Jesús Mosterín defiende en Racionalidad y acción humana que la racionalidad no es una facultad humana, sino un método que utiliza el humán (el humano hombre o mujer), una estrategia de largo recorrido a fin de lograr la maximización de nuestros aciertos y la minimización de nuestros errores. La táctica son los procesos que se implementan para alcanzar la estrategia, que es el fin último, la respuesta a las preguntas cenitales de por qué y para qué. Para Mosterín el comportamiento racional subordina la táctica a la estrategia. En el artículo El divorcio y la nueva normalidad, Jorge Carrión hace un paralelismo entre los procesos que se incoan para aceptar la desaparición de un proyecto o de una vida y nuestra actual instalación desorientada en la realidad pandémica. Las etapas del duelo presentadas estereotipadamente son negación, ira, negociación, tristeza, aceptación, olvido. No siempre aparecen en este orden tan pulcro y no siempre en porcentajes armónicos. El autor sostiene que «aunque no todos vayamos a experimentarlas en este dilatado presente pandémico, importa recordarlas ahora, cuando el deber de los gobiernos es diseñar fases de lo que han dado en llamar desescalada, mientras que el nuestro es hacerlas negociar con nuestras propias etapas personales, familiares y colectivas». 

Entretanto el debate parlamentario deliberaba tácticas, en el confinamiento hemos pensado en la estrategia. A la vez que la política se enzarzaba en medidas para el aquí y ahora no exentas de la consustancial búsqueda de rédito electoral, las pensadoras y las analistas de lo político colegían nuevas maneras de cuidar y proteger la vida que la pandemia había acusado como irrevocablemente interdependiente. Se interrogaban cuál es el fin de la vida humana, para qué vivimos los seres humanos cuando nos nacen y de repente nos encontramos en un lugar al que no hemos pedido venir y con una existencia con la que estamos obligados a hacer algo hasta que se difumine con el advenimiento de la muerte.

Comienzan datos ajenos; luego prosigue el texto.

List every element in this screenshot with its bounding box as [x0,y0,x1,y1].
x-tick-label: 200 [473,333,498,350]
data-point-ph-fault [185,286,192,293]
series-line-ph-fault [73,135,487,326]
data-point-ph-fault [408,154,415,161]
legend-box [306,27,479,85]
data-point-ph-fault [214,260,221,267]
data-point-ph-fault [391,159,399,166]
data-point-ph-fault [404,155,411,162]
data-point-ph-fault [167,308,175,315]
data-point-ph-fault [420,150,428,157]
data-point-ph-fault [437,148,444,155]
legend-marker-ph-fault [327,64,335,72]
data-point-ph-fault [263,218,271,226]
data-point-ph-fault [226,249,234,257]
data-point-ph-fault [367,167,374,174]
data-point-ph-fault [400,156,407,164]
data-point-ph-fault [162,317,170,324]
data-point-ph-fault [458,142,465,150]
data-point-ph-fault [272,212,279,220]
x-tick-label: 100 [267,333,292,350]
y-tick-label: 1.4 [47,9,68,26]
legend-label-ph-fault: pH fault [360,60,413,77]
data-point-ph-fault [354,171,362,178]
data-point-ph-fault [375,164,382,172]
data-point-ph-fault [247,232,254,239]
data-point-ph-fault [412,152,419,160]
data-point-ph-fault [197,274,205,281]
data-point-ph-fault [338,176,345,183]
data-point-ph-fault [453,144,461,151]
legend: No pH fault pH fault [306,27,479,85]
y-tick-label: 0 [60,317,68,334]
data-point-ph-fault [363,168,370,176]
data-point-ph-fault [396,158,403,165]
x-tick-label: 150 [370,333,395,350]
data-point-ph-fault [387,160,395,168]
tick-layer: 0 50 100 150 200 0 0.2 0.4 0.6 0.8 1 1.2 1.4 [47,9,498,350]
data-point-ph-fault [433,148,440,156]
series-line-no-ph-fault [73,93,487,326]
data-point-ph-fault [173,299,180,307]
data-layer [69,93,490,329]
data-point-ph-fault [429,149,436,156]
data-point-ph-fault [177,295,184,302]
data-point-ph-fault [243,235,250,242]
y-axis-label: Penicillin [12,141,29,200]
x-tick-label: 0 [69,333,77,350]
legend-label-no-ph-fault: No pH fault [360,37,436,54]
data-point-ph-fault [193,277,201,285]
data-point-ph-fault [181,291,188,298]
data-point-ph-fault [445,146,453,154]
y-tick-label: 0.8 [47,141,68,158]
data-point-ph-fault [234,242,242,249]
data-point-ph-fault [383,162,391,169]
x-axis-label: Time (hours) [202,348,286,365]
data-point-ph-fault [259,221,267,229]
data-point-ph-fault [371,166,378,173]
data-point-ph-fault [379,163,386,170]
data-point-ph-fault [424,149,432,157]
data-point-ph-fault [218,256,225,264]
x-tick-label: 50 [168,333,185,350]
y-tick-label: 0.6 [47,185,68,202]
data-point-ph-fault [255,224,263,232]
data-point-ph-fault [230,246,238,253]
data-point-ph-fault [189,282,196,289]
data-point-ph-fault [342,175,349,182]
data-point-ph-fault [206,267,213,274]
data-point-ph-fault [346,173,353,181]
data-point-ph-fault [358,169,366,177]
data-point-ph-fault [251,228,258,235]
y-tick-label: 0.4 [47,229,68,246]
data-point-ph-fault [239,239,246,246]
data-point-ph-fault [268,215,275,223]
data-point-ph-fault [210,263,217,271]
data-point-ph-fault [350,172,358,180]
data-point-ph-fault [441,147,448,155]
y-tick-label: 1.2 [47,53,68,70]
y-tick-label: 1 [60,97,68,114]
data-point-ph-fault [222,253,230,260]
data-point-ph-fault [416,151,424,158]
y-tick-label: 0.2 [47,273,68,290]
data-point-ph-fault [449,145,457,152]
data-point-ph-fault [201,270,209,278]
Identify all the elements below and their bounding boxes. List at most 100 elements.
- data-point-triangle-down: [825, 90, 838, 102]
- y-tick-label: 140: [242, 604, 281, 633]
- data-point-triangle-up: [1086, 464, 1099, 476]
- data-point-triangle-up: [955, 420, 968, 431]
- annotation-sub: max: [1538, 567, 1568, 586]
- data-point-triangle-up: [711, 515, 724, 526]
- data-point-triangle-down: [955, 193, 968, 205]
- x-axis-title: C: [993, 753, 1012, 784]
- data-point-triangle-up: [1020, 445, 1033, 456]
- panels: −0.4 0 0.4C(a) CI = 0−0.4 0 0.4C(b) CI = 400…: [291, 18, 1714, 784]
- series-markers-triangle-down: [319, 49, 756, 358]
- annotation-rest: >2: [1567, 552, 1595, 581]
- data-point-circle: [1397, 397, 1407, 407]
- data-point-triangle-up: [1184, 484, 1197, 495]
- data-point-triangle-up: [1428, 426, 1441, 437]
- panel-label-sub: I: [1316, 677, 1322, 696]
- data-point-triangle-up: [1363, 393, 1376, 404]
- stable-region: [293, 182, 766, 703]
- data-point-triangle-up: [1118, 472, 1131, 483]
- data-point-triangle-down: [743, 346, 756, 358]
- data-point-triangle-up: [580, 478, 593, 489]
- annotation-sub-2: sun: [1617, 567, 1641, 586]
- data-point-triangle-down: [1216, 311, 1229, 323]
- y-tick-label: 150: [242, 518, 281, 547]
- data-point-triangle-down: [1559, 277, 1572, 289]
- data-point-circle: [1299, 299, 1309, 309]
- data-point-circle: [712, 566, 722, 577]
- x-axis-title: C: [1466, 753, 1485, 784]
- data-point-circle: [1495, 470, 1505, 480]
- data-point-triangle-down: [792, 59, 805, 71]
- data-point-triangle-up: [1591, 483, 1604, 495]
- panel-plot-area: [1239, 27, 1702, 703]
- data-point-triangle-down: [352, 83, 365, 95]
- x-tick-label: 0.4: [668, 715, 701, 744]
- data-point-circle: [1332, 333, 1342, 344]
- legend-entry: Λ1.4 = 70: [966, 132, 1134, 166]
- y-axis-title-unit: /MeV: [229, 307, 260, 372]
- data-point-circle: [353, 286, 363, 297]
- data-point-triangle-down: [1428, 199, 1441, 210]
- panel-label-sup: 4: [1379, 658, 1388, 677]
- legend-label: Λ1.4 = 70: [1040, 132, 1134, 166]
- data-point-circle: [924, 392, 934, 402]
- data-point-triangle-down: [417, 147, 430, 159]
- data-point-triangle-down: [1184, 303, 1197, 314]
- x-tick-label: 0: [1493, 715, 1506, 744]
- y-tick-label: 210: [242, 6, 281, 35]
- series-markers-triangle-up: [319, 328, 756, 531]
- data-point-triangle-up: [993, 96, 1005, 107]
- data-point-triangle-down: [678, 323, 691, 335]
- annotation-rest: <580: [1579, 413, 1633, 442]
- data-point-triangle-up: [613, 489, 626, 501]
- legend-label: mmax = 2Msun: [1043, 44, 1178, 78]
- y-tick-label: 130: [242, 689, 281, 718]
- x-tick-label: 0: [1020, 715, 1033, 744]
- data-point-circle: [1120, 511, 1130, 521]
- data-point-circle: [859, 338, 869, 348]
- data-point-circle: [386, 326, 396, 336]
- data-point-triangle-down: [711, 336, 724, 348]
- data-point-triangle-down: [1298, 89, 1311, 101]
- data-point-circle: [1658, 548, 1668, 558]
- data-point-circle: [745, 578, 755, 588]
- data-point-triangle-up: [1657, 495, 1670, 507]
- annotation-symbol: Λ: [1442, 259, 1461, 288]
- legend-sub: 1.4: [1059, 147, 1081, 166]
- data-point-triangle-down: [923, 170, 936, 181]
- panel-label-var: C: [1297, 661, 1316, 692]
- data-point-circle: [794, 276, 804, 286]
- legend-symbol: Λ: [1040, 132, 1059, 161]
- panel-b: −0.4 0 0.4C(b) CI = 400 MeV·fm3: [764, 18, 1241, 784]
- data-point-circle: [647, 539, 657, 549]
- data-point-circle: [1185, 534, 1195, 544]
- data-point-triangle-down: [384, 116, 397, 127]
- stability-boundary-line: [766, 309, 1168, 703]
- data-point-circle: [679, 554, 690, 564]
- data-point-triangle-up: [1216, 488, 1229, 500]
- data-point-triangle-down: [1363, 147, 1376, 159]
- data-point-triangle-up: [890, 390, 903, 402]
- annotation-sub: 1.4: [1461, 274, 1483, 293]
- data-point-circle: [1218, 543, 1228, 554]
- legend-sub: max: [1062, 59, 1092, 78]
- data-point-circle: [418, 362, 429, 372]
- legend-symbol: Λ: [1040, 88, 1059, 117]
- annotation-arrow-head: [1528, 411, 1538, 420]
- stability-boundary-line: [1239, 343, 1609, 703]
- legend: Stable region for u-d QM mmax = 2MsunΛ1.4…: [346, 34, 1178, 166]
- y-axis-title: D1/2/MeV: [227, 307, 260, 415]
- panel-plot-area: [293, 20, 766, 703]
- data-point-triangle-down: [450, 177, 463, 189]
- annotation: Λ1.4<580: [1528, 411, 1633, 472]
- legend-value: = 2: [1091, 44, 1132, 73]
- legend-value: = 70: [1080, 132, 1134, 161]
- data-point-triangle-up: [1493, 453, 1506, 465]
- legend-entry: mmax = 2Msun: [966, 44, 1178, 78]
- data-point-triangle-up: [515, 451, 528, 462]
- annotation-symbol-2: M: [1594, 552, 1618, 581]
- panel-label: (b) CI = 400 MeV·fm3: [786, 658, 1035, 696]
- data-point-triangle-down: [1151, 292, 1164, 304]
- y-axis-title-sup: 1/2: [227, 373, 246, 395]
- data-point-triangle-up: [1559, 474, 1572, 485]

Responder a esta pregunta no es fácil, pero no insinuarla en un momento tan civilizatoriamente sísmico como el que estamos viviendo supone el deceso del pensamiento crítico, o permanecer momificados en esa etapa de negación propia de los procesos de duelo en su fase fundadora. Nos hallaríamos en ese instante en el que nos empecinamos en que continúe como siempre un tiempo que ya no tiene sentido.